Marketers have always been a curious bunch. Since Nielsen started conducting formalized surveys in the 1920s, there has been a long history of consumer-based market research that helped explain buyer personas, identify propensities to purchase, and explore the psychology behind the overall journey. Much later, and driven by the advent of the web, companies like Amazon, Target, Netflix, and Google took advantage of the explosion in new data-points to create robust recommendation engines using predictive analytics. The idea was to use statistical models examining historical behaviors to anticipate possible future actions. So if Pandora can suggest which musical artists a user is likely to enjoy based on listening patterns, why is the equivalent in B2B sales and marketing only coming into recent fruition?
Marketing leaders are constantly trying to gain a competitive advantage. IDC predicts that CMOs will drive $32.3 billion in marketing technology expenditures by 2018. Clearly, the answer is not rooted in frugality. The answer is rather multi-faceted, and has to do more with advancements in technology and the subsequent adoption rates. In the past, only the biggest companies had the resources to acquire the computing power, data warehouses, business intelligence tools, and data scientists necessary to forecast certain buying patterns. Similar to the “consumerization” of enterprise software during the previous several years, there has been a “democratization” of data science. The technology that was used to crunch vast amounts of data became faster and less expensive to install and maintain. New analytic tools also came into the market that didn’t require data scientists to derive actionable insights. The access to these observations was realigned from a select few to those business-line managers who needed it the most.
Another coinciding factor that has been a driving force behind predictive analytics in the B2B arena has been the Big Data movement. Anyone with a pulse on the Big Data craze and earlobes towards advocates started realizing the potentially game-changing information their organizations were churning out. Sales and marketing groups were no exception. As savvy CMOs fueled the early-adoption of marketing automation software, disparate marketing processes (and gobs of data) came under one roof. This was the leap of the Data-Driven B2B Marketer, who approached the free-flow of information like an engineer. Alongside web analytics and sales automation tools, marketers could pool data from multiple systems to paint a more complete picture. Reporting was frequently conducted on proactive level, and dashboards and KPIs were established to measure effectiveness of marketing campaigns.
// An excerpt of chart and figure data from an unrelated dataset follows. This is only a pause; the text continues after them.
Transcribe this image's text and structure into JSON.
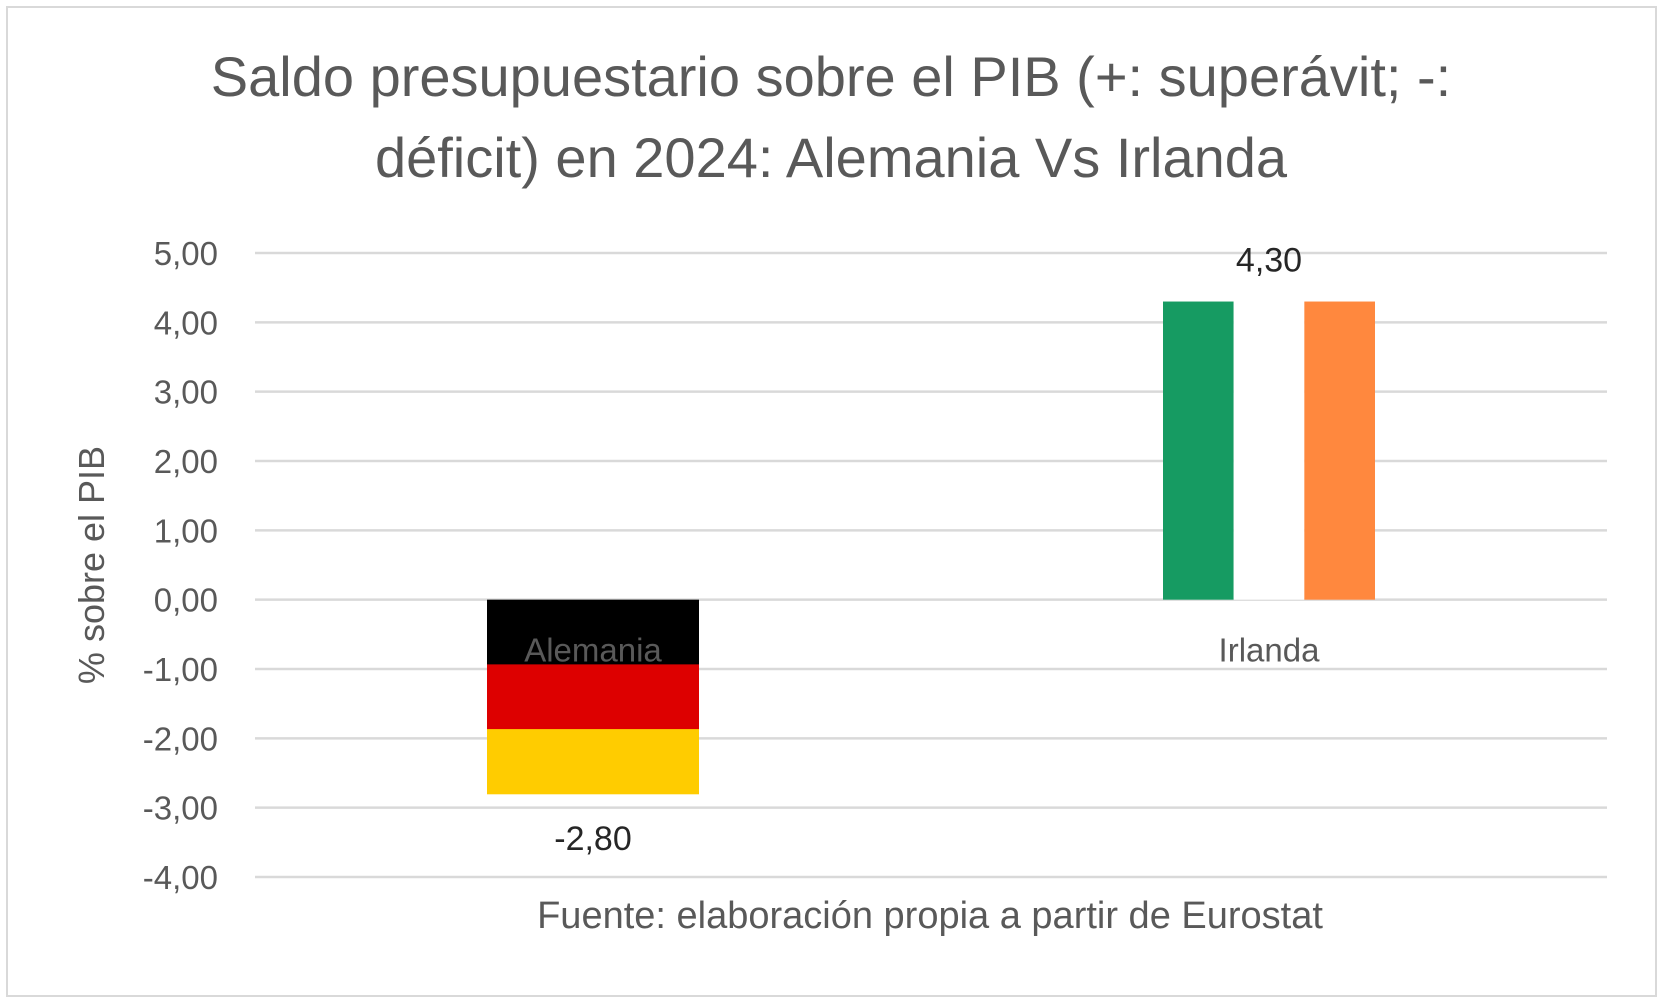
{
  "chart_data": {
    "type": "bar",
    "title_lines": [
      "Saldo presupuestario sobre el PIB (+: superávit; -:",
      "déficit) en 2024: Alemania Vs Irlanda"
    ],
    "xlabel": "Fuente: elaboración propia a partir de Eurostat",
    "ylabel": "% sobre el PIB",
    "categories": [
      "Alemania",
      "Irlanda"
    ],
    "values": [
      -2.8,
      4.3
    ],
    "data_labels": [
      "-2,80",
      "4,30"
    ],
    "ylim": [
      -4,
      5
    ],
    "yticks": [
      5,
      4,
      3,
      2,
      1,
      0,
      -1,
      -2,
      -3,
      -4
    ],
    "ytick_labels": [
      "5,00",
      "4,00",
      "3,00",
      "2,00",
      "1,00",
      "0,00",
      "-1,00",
      "-2,00",
      "-3,00",
      "-4,00"
    ],
    "grid": true,
    "legend": "none",
    "bar_styles": [
      {
        "pattern": "horizontal-flag",
        "stripes": [
          "#000000",
          "#dd0000",
          "#ffcc00"
        ]
      },
      {
        "pattern": "vertical-flag",
        "stripes": [
          "#169b62",
          "#ffffff",
          "#ff883e"
        ]
      }
    ],
    "gridline_color": "#d9d9d9",
    "text_color": "#595959"
  }
}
However, the process of successfully converting marketing-qualified leads (MQL) to sales qualified leads (SQL) has still been fraught with uncertainty and waste. Even the marketing teams of high-tech companies are sending out mass email campaigns that have poor click-through or response rates. A recent State of Salesforce study was presented at the Dreamforce conference, which indicated that only 7% of polled marketing executives found good ROI out of their marketing automation investments. Part of the problem with the available tools lies with marketers’ limited horizon. It is common practice to look at analytics in backward terms, rather than forward. Data-driven B2B marketers can explain what is happening in precise detail, but have a harder time explaining what could likely happen in the future based on those findings. Identifying leads that are coming into the funnel is easy; identifying which of those leads will likely convert into customers is not.
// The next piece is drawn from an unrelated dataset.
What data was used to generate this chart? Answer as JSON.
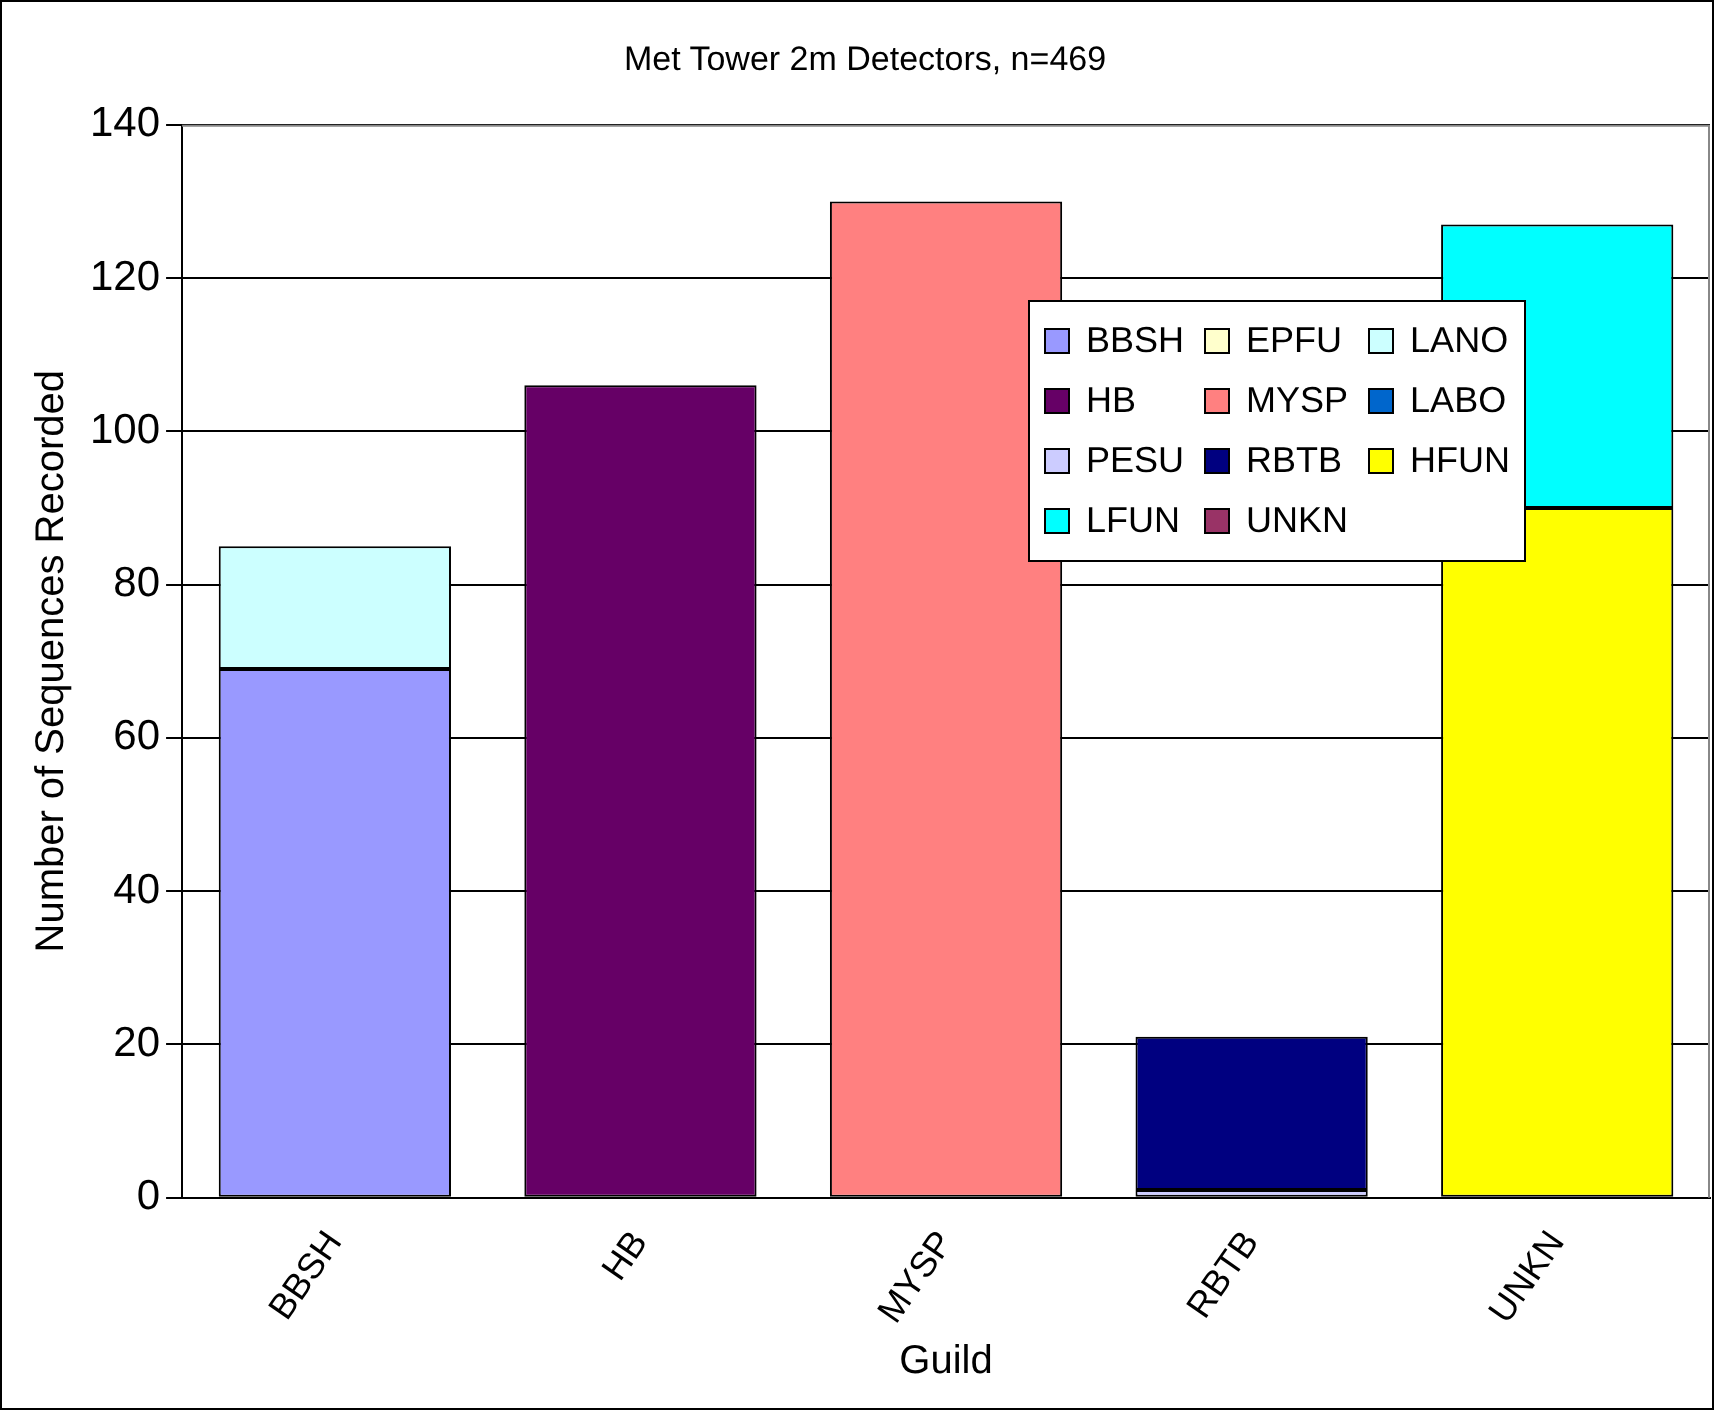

Luckily, there are predictive analytics vendors that are making this process easier, and accelerating the leap for predictive B2B marketers. For instance, Infer offers predictive scoring applications for sales and marketing teams that prioritize the most promising leads based on historical behavioral models. Customers can integrate the solution with data from Salesforce, Google Analytics, Pardot, Eloqua, Marketo, and other unstructured web sources. The technology behind the platform is driven by machine learning and data science, and leads to increased conversion rates, larger deal sizes, and highly visible sales efficiency. Marketing resources spend less time picking apart good leads from bad, and more time focusing on passing quality leads to the sales team. It is this type of automated analytics that is delivering true ROI, supercharging the current state of marketing automation software, and arming future marketers with powerful revenue-generating tools.
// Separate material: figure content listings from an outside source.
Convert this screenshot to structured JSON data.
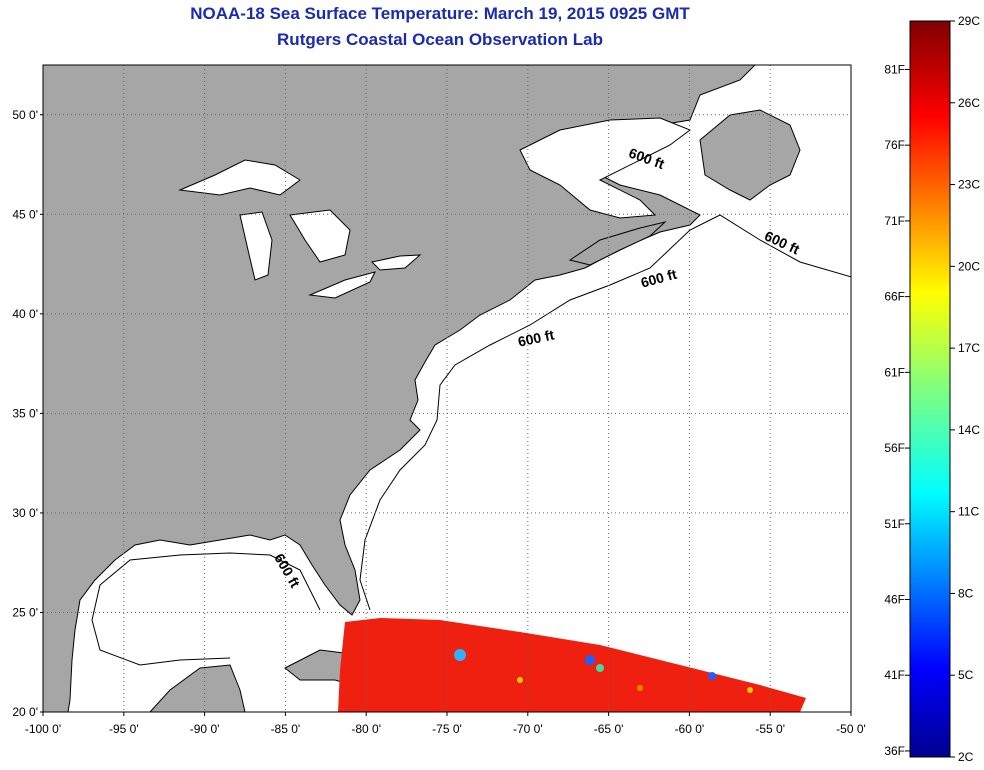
{
  "header": {
    "title": "NOAA-18 Sea Surface Temperature:  March 19, 2015 0925 GMT",
    "subtitle": "Rutgers Coastal Ocean Observation Lab"
  },
  "map": {
    "lat_labels": [
      "50 0'",
      "45 0'",
      "40 0'",
      "35 0'",
      "30 0'",
      "25 0'",
      "20 0'"
    ],
    "lon_labels": [
      "-100 0'",
      "-95 0'",
      "-90 0'",
      "-85 0'",
      "-80 0'",
      "-75 0'",
      "-70 0'",
      "-65 0'",
      "-60 0'",
      "-55 0'",
      "-50 0'"
    ],
    "lat_range": [
      20,
      52.5
    ],
    "lon_range": [
      -100,
      -50
    ],
    "contour_label": "600 ft",
    "contour_label_count": 5,
    "colors": {
      "land": "#a6a6a6",
      "ocean": "#ffffff",
      "swath_warm": "#f02010"
    }
  },
  "colorbar": {
    "celsius_labels": [
      "29C",
      "26C",
      "23C",
      "20C",
      "17C",
      "14C",
      "11C",
      "8C",
      "5C",
      "2C"
    ],
    "fahrenheit_labels": [
      "81F",
      "76F",
      "71F",
      "66F",
      "61F",
      "56F",
      "51F",
      "46F",
      "41F",
      "36F"
    ],
    "celsius_range": [
      2,
      29
    ],
    "fahrenheit_range": [
      36,
      84
    ]
  }
}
Going into 2015, experts agree that predictive analytics will provide competitive differentiation to companies in increasingly competitive markets, and those firms standing by idly to the movement will be putting themselves at a disadvantage. The predictive analytics software market is on a trajectory to reach $6.5 billion by 2019, with much of the growth coming from cloud-hosted vendors. As more highly innovative and accessible tools emerge, more B2B marketers will make the leap from being simply data-driven to being fully prediction-driven. The crystal ball will no longer be driven by gut instincts, but rather by algorithms.